Real Love Is About Finding Someone You Can Trust
I think people believe trusting is weak, is naïve. But I’ve never agreed with that.
Trust is a fragile thing. I think I’ve always known that. I remember my mother saying it to me as a child, her disappointed words always carrying more weight than her anger. I don’t know if I can trust you. It echoed in my head. It made me feel as if some invisible door had closed off between us. And I wasn’t sure how to get it back open, to undo what I had done.
It feels the same way as an adult, but now the reverse. Now I’m the one who’s asked to trust people, to put my faith in their goodness, to believe, without a doubt, that they won’t break me or let me down. I’ve become like my mother, the one who has to determine how to love someone who destroyed the very ground we’re both standing on. Now I’m the one who has to trust people who don’t always do or say what they mean.
I’ve thought a lot about love in the past few months, how we, as humans, are so drawn to it. How we’re constantly searching for it, even without intention. How love is such a part of who we are and the lives that we lead.
I used to think that the most important part of love was finding someone who understands you, finding someone who makes you smile, finding someone who balances and challenges you, finding someone who drives you crazy, finding someone who you can talk to, really talk to.
But the more I think about it, I think that love, real love, is about finding someone you can trust.
It’s scary to think that falling in love is essentially putting your trust in a stranger. You meet someone, and slowly, over time, you trust them enough to let them in.
But what if they break you? What if they’re not the person you thought they were? What if it all goes wrong? Those are the risks you take. Willingly.
When you fall in love, you trust. You trust that the person you’re falling for will catch you. You trust that person will be true to you. You trust that even though this world is continually pressuring us and throwing sh*t at us and messing with our heads and values and dreams, that this person will be confident in who they are, in who you are, in who the two of you are together, enough so that the bond of trust won’t be broken.
But trust is scary as hell.
We’re wired to expect the worst. We have one negative situation that happens to us and we automatically assume that’s how it will always be, every time. We get let down by one person and we build walls, walls that are too high to let anyone in again.
We think that everyone will disappoint us. We think that no one is looking out for us and that we always have to take care of ourselves. We become guarded, selfish, hard, unhappy.

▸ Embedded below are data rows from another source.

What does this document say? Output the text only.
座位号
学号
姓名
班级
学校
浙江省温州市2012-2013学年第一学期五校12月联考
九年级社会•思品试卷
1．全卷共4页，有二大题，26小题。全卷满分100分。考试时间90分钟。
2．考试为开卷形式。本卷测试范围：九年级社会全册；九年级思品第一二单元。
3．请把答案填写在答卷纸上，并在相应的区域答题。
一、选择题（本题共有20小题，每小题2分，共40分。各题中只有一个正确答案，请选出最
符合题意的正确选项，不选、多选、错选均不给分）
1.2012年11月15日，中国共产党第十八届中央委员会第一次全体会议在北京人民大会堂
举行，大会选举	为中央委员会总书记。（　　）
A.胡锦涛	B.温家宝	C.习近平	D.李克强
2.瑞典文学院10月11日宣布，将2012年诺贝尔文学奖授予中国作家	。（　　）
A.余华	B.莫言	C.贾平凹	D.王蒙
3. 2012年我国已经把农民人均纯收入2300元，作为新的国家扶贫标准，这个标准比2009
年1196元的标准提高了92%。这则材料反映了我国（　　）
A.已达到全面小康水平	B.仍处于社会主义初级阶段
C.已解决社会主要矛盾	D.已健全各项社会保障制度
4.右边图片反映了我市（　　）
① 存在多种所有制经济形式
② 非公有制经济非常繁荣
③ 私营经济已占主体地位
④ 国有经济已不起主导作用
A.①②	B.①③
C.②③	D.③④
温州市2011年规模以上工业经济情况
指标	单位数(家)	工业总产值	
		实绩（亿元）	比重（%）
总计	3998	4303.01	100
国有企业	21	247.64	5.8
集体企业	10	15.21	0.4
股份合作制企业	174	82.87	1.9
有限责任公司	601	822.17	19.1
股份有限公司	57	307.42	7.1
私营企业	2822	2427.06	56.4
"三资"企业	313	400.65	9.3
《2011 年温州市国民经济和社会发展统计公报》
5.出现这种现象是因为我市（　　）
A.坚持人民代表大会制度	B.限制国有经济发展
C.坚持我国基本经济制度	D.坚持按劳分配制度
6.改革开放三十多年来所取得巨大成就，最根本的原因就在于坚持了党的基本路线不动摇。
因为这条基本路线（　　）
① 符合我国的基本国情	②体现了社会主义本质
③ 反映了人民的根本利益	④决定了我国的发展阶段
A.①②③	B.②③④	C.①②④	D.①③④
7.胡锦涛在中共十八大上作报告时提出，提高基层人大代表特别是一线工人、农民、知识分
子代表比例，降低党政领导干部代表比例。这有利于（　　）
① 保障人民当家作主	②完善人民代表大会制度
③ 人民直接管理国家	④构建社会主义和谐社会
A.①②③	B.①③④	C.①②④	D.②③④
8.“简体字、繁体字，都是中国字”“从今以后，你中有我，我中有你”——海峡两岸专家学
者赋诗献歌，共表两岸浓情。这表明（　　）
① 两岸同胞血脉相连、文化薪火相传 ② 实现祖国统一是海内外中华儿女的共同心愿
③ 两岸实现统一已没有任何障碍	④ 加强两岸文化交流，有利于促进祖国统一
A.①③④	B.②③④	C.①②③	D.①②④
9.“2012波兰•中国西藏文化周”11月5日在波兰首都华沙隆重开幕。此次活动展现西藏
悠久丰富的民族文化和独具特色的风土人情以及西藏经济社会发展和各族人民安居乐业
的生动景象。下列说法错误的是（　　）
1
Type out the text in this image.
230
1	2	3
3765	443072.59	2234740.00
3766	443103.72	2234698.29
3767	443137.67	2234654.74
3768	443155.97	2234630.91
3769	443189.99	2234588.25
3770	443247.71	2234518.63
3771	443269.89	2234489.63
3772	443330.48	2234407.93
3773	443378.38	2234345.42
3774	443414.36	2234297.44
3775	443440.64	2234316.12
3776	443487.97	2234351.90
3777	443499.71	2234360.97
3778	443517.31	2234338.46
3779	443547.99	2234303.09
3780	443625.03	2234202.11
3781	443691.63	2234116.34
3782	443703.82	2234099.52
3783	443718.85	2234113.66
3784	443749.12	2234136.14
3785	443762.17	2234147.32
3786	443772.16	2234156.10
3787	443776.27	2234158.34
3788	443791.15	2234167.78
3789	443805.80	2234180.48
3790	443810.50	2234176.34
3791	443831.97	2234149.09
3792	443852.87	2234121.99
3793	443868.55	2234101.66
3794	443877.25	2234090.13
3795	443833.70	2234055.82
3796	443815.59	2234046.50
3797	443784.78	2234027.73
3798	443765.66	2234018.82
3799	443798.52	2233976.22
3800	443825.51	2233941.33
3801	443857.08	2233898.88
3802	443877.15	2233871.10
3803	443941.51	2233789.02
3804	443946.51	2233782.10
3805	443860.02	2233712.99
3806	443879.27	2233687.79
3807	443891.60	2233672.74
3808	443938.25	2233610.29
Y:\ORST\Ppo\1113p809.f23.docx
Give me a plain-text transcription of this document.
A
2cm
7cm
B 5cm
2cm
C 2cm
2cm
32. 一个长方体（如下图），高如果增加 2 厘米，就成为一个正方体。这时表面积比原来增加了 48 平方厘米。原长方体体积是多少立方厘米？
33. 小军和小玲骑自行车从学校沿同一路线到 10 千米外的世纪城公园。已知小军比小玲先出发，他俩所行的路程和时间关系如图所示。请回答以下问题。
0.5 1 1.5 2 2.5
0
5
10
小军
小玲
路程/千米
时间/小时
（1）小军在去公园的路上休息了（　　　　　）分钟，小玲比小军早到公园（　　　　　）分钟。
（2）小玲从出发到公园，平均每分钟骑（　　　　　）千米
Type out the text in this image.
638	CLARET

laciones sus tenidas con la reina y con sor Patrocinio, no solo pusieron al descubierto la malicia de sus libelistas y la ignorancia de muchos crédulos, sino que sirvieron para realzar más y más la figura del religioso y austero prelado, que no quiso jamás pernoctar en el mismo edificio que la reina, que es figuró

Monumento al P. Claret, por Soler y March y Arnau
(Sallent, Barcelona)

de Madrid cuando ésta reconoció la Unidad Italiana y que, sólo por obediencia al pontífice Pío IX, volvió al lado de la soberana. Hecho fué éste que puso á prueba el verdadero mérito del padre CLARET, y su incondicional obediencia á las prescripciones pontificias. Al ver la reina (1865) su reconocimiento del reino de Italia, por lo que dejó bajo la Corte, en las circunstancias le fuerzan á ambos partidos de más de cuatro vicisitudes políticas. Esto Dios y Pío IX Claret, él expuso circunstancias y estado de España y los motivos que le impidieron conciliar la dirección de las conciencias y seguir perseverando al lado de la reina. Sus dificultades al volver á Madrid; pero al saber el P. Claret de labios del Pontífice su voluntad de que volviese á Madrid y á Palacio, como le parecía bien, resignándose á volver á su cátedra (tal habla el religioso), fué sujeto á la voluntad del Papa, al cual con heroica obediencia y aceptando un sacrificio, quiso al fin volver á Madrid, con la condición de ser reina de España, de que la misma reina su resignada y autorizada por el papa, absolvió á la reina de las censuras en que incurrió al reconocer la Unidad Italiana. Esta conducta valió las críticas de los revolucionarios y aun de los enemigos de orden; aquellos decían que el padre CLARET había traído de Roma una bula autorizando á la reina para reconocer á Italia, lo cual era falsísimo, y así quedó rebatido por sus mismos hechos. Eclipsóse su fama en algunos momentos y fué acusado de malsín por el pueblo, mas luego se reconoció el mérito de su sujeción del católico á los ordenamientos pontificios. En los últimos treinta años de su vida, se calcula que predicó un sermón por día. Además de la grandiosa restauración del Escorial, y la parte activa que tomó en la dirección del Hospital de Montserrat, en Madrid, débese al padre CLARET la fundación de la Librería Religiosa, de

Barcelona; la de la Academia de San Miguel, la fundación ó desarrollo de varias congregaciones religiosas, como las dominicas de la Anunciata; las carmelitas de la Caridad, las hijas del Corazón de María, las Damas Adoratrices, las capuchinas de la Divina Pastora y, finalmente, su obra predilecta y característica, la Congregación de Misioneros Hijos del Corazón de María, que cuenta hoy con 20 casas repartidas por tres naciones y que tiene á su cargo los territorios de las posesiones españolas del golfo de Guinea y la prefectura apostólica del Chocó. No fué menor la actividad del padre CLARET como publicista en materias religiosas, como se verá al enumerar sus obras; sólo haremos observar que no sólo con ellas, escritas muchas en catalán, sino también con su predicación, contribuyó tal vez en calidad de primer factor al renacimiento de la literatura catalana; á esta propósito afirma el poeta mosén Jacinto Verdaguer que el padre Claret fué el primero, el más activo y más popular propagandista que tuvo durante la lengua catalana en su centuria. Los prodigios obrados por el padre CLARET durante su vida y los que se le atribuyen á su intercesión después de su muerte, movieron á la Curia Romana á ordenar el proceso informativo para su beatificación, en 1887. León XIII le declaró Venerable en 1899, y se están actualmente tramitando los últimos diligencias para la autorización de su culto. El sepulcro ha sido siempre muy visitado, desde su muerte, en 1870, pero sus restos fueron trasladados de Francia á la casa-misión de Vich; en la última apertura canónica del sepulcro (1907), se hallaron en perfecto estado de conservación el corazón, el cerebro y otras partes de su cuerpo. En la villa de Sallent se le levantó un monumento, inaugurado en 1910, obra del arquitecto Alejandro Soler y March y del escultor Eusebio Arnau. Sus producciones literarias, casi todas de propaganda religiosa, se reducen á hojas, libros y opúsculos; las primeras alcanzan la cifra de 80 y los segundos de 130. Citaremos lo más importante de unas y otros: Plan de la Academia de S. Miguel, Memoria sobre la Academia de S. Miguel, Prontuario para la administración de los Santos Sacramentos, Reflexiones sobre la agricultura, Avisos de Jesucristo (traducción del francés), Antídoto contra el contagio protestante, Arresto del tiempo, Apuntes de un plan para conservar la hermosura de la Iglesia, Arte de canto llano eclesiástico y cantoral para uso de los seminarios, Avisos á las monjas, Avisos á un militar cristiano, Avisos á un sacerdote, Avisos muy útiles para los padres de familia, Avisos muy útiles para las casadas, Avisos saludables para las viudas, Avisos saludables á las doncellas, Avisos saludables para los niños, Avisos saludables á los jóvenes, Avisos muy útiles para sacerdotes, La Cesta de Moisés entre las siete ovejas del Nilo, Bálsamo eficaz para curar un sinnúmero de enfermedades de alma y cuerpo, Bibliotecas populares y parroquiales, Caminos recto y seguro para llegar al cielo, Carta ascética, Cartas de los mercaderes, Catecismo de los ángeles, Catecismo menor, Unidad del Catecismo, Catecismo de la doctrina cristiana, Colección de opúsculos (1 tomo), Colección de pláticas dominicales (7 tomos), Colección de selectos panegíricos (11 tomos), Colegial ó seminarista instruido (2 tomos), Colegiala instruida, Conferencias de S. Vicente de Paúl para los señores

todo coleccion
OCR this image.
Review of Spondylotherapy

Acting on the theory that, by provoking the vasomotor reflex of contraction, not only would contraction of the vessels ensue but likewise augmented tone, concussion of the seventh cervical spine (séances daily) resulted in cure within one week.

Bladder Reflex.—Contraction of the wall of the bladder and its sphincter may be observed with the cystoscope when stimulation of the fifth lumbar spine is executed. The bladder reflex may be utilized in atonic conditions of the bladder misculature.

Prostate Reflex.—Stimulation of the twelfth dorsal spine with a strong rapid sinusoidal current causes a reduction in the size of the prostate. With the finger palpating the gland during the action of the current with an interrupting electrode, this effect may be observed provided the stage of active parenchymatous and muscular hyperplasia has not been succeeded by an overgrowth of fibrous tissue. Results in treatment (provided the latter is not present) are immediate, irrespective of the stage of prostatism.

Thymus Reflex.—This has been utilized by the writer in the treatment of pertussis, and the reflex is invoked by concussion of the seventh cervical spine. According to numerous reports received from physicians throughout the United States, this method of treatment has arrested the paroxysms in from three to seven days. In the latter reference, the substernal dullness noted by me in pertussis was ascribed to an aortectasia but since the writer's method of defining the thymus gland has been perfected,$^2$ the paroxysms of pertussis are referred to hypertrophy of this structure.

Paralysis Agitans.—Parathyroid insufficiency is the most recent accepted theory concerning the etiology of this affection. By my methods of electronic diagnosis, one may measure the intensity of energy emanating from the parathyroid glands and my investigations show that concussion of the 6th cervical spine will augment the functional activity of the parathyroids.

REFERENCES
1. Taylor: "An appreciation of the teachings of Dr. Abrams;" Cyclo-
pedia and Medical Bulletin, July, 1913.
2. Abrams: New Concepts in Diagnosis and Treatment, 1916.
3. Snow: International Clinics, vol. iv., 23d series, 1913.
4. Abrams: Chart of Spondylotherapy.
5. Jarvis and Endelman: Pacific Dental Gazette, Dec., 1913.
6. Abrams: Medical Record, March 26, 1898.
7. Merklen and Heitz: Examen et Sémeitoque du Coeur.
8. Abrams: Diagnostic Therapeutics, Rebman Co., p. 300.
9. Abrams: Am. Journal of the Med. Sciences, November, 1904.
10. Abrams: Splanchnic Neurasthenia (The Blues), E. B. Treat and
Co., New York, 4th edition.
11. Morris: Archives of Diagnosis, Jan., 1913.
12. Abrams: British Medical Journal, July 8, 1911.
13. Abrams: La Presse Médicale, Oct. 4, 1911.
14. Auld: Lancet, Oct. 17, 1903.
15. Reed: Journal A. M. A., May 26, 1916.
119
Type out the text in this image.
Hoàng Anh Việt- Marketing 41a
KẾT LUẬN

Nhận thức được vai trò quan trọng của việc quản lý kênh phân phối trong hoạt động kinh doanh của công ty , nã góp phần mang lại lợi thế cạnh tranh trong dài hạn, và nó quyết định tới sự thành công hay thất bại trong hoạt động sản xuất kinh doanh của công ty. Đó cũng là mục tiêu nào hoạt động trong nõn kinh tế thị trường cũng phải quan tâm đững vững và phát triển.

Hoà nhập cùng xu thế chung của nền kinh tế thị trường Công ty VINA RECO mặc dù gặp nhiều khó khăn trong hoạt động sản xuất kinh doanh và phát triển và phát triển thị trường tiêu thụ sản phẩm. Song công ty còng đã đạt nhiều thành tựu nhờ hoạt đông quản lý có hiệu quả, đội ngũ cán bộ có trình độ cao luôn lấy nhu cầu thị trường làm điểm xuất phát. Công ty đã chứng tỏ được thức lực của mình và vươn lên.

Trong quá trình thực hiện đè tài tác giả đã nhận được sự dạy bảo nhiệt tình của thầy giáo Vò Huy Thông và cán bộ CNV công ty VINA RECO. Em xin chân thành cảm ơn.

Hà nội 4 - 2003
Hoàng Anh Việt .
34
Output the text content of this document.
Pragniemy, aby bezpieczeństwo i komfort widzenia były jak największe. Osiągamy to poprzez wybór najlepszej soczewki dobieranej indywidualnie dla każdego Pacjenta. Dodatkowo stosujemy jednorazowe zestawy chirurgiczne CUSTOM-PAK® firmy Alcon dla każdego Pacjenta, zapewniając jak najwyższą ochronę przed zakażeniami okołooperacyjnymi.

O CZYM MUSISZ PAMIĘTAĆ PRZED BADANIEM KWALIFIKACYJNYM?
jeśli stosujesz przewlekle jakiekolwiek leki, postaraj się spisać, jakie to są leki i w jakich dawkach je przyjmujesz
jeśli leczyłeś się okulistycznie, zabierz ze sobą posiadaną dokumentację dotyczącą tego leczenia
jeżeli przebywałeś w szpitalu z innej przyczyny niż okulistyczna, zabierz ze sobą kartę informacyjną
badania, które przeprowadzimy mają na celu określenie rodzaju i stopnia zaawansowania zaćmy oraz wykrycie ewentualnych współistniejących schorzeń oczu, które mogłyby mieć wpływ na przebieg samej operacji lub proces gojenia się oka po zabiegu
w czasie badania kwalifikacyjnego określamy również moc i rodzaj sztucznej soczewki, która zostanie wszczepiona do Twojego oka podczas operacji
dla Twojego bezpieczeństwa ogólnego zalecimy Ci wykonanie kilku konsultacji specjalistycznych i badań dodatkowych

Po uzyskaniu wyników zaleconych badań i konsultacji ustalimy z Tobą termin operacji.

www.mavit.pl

But what if we trusted, really trusted?
I think people believe trusting is weak, is naïve. But I’ve never agreed with that. Sure, you can put your faith in a person and be let down. Sure, you can trust someone who doesn’t deserve it. Sure, you can blindly trust the person you’re falling for and end up looking like an idiot.
But isn’t that just a normal part of life?
It sucks that people aren’t trustworthy. It sucks that we have to ask ourselves these questions and that we have to fear. It sucks that we aren’t inherently good. But what I’ve realized in these past few months, is that trust is the only thing that will get us through.
You can’t have love without trust, without complete faith in another person, and without a total surrender of all your insecurities.
So no, it isn’t going to be easy. But not all people are like the ones that broke you. Not all relationships will be the same. And you don’t have to build walls around your heart, closing yourself off to the beautiful possibility of love.
You are strong when you decide to let go and let someone in.
And sometimes the best things in life are the things we fear the most.